F. de Lancelot - La poétique des flammes Ce roman est assez difficile à présenter car on peut le lire et en parler sous différents angles. Bien entendu, le plus évident pour nous est d'en faire un point d'entrée dans le monde du métal car Ninon, notre héroïne, jeune étudiante en sciences politiques à la recherche d'un mémoire à écrire sur un sujet culturel, plonge corps et âme dans un milieu qu'elle ne connaît pas, celui du métal et à travers elle, le lecteur peu averti pourra découvrir la vie d'un jeune groupe, depuis le miteux local de répét' jusqu'aux scènes du Hellfest, depuis les démos pourraves jusqu'à un enregistrement décent, depuis un line-up d'amis jusqu'à des remplacements indispensables. L'auteur, F. de Lancelot, connaît son sujet puisqu'il a fait partie de plusieurs groupes et on imagine aisément qu'il y a une part de récit auto-biographique dans l'essor d'Aorasie dont le parcours imaginé pourrait croiser celui bien réel de Stellarvore (groupe de black métal qui a sorti L'orgueil des drapeaux et des flammes en 2017). Tout est parfaitement crédible et sonne vrai, les nombreux détails donnent parfois des allures de reportage à l'histoire mais ce n'est pas pour me déplaire. Seul petit bémol, j'ai du mal à penser qu'un zicos change d'instrument à une semaine d'un concert majeur... Surtout si c'est un clavier, savoir exploiter au mieux ces machines demande du temps et les habitudes ne se prennent pas en quelques jours. Le groupe Aorasie semble parfois assez peu travailleur et intègre momentanément d'autres musiciens sans donner l'air de bosser avec eux en amont... Jouer en groupe n'est jamais aussi simple. Idem pour la composition et les choix qu'elle demande à chacun. D'un autre côté, éviter de se prendre la tête avec ces considérations permet aux profanes de ne pas s'ennuyer et à l'histoire de progresser assez vite, les presque 3 années de récit s'étalant sur 360 pages. Même bonne idée pour ce qui est des références musicales, elles sont au final assez peu nombreuses et les non initiés n'ont pas à aller chercher à comprendre qui sont Cradle of Filth ou Loudblast (dommage, le producteur bordelais aurait pu être Stéphane Buriez !). Et pendant que je suis au petit regret, je note l'absence de relationnel avec les fans (via les réseaux sociaux ?) ou avec les autres groupes locaux qui ne semblent être là que lors des concerts.
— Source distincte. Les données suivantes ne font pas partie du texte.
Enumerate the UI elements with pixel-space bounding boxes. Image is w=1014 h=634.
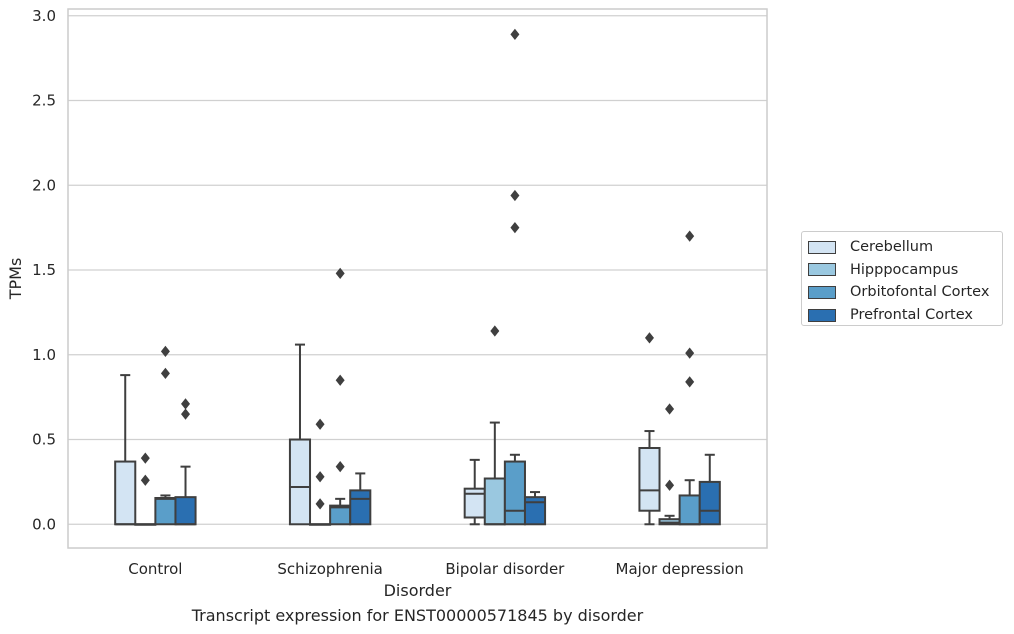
outlier-point (665, 479, 675, 491)
outlier-point (644, 332, 654, 344)
legend-label: Prefrontal Cortex (850, 307, 973, 324)
box-orbitofontal-cortex-major-depression (678, 230, 701, 526)
box-prefrontal-cortex-schizophrenia (349, 472, 372, 526)
outlier-point (685, 347, 695, 359)
box-prefrontal-cortex-control (174, 398, 197, 526)
legend-label: Cerebellum (850, 239, 934, 256)
outlier-point (335, 267, 345, 280)
box-body (114, 460, 137, 526)
box-body (678, 494, 701, 526)
legend-swatch (808, 263, 836, 277)
y-tick-label: 3.0 (32, 7, 56, 25)
box-prefrontal-cortex-major-depression (698, 453, 721, 526)
box-body (288, 438, 312, 526)
box-body (174, 496, 197, 526)
outlier-point (665, 403, 675, 415)
outlier-point (335, 374, 345, 386)
legend-item: Orbitofontal Cortex (808, 281, 1002, 304)
box-body (503, 460, 526, 526)
box-body (638, 446, 661, 512)
legend-item: Cerebellum (808, 236, 1002, 259)
outlier-point (510, 189, 520, 202)
box-cerebellum-control (114, 374, 137, 526)
chart-caption: Transcript expression for ENST0000057184… (191, 606, 644, 625)
box-body (523, 496, 547, 526)
outlier-point (181, 408, 191, 420)
y-tick-label: 1.0 (32, 346, 56, 364)
box-cerebellum-major-depression (638, 332, 661, 526)
x-tick-label: Major depression (616, 560, 744, 578)
y-tick-label: 2.0 (32, 176, 56, 194)
legend-item: Prefrontal Cortex (808, 304, 1002, 327)
outlier-point (490, 325, 500, 337)
legend-label: Hipppocampus (850, 261, 959, 278)
legend-swatch (808, 308, 836, 322)
box-body (349, 489, 372, 526)
box-body (154, 496, 177, 526)
legend-swatch (808, 240, 836, 254)
outlier-point (510, 28, 520, 41)
x-tick-label: Bipolar disorder (445, 560, 565, 578)
box-body (329, 504, 352, 526)
box-body (483, 477, 506, 526)
y-tick-label: 0.5 (32, 431, 56, 449)
box-body (698, 480, 721, 526)
outlier-point (510, 222, 520, 234)
y-axis-label: TPMs (6, 258, 25, 301)
box-cerebellum-schizophrenia (288, 343, 312, 526)
y-tick-label: 0.0 (32, 515, 56, 533)
outlier-point (160, 345, 170, 358)
box-orbitofontal-cortex-bipolar-disorder (503, 28, 526, 526)
outlier-point (315, 418, 325, 430)
outlier-point (335, 461, 345, 473)
x-axis-label: Disorder (384, 581, 452, 600)
x-tick-label: Schizophrenia (277, 560, 382, 578)
legend-swatch (808, 285, 836, 299)
outlier-point (140, 452, 150, 464)
y-tick-label: 1.5 (32, 261, 56, 279)
chart-legend: Cerebellum Hipppocampus Orbitofontal Corte… (801, 231, 1003, 326)
outlier-point (140, 474, 150, 486)
legend-label: Orbitofontal Cortex (850, 284, 990, 301)
outlier-point (685, 376, 695, 388)
box-hipppocampus-bipolar-disorder (483, 325, 506, 526)
outlier-point (315, 498, 325, 510)
x-tick-label: Control (128, 560, 182, 578)
box-prefrontal-cortex-bipolar-disorder (523, 491, 547, 526)
legend-item: Hipppocampus (808, 259, 1002, 282)
outlier-point (160, 367, 170, 380)
plot-frame (67, 8, 768, 549)
box-hipppocampus-control (134, 452, 157, 526)
boxes-group (114, 28, 721, 526)
plot-background (68, 9, 767, 548)
outlier-point (181, 398, 191, 410)
box-orbitofontal-cortex-schizophrenia (329, 267, 352, 526)
outlier-point (315, 471, 325, 483)
outlier-point (685, 230, 695, 242)
y-tick-label: 2.5 (32, 92, 56, 110)
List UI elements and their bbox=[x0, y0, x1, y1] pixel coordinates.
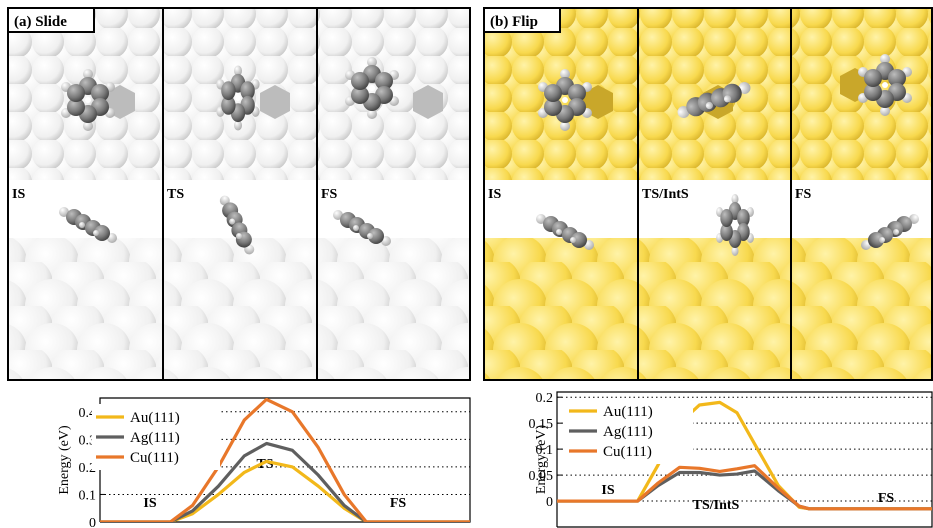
annotation: FS bbox=[390, 496, 407, 511]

La deuxième clef évidente est la galerie de personnages dépeinte par le Toulousain d'adoption, on y trouve quelques stéréotypes (le bassiste lourdingue, le batteur fêlé, le guitariste dragueur) mais surtout des personnages attachants qui ont tous plus ou moins un passé d'ado mal dans leur peau et des destins brisés par des conneries. Certains cherchent à se reconstruire au travers d'un projet musical, pour d'autres, c'est peut-être le dernier roc qui empêche leur auto-destruction. Et derrière les poncifs usuels, on explore la nature humaine au travers d'entretiens (et de dessins) et on découvre bien des nuances qui montrent que le méchant peut être sympa et que le mec sympa peut être de la pire espèce, le genre d'ami qu'on ne souhaite pas à ses ennemis. Au travers des musiciens et de leur entourage, de nombreux autres sujets sont abordés comme l'implication politique des groupes (et les dérives de certains, le "Semblant" du livre faisant écho au vrai Peste Noire), l'histoire, l'architecture, la poésie, la botanique, la violence ordinaire, le rap, la famille, la folie... Notre fil rouge étant Ninon, une étrangère au métal qui devient la pierre angulaire d'un combo en pleine explosion.

Côté style, la lecture est rapide et agréable, F. de Lancelot évite les tournures alambiquées adorées des élèves de Bac L, se concentrant sur les histoires qu'il raconte plutôt que sur le moyen de le faire. Il préfère jouer avec les mots et la littérature quand il s'agit d'écrire les textes du groupe et s'amuse avec des références mises en exergue, on passe alors du pointu au populaire, de l'incongru au sacré. La plume connaît des codes mais n'en abuse pas et vu le public concerné, c'est tout aussi bien, il ne s'agit pas de lire "Splendeur et misère des fans de métal" pas plus que "Martine au Hellfest", le ton est donc juste et approprié.

Très bon roman, s'il fallait quand même résumer La poétique des flammes, on pourrait oublier le cadre musical et le réduire aux errances d'une jeune étudiante qui ne sait pas trop où elle va, se laisse porter par le courant, heurte des rochers mais cherche à garder la tête hors de l'eau sans forcément chercher à voir une issue ni se soucier de la mort qui pourrait bien s'inviter dans son rite de passage.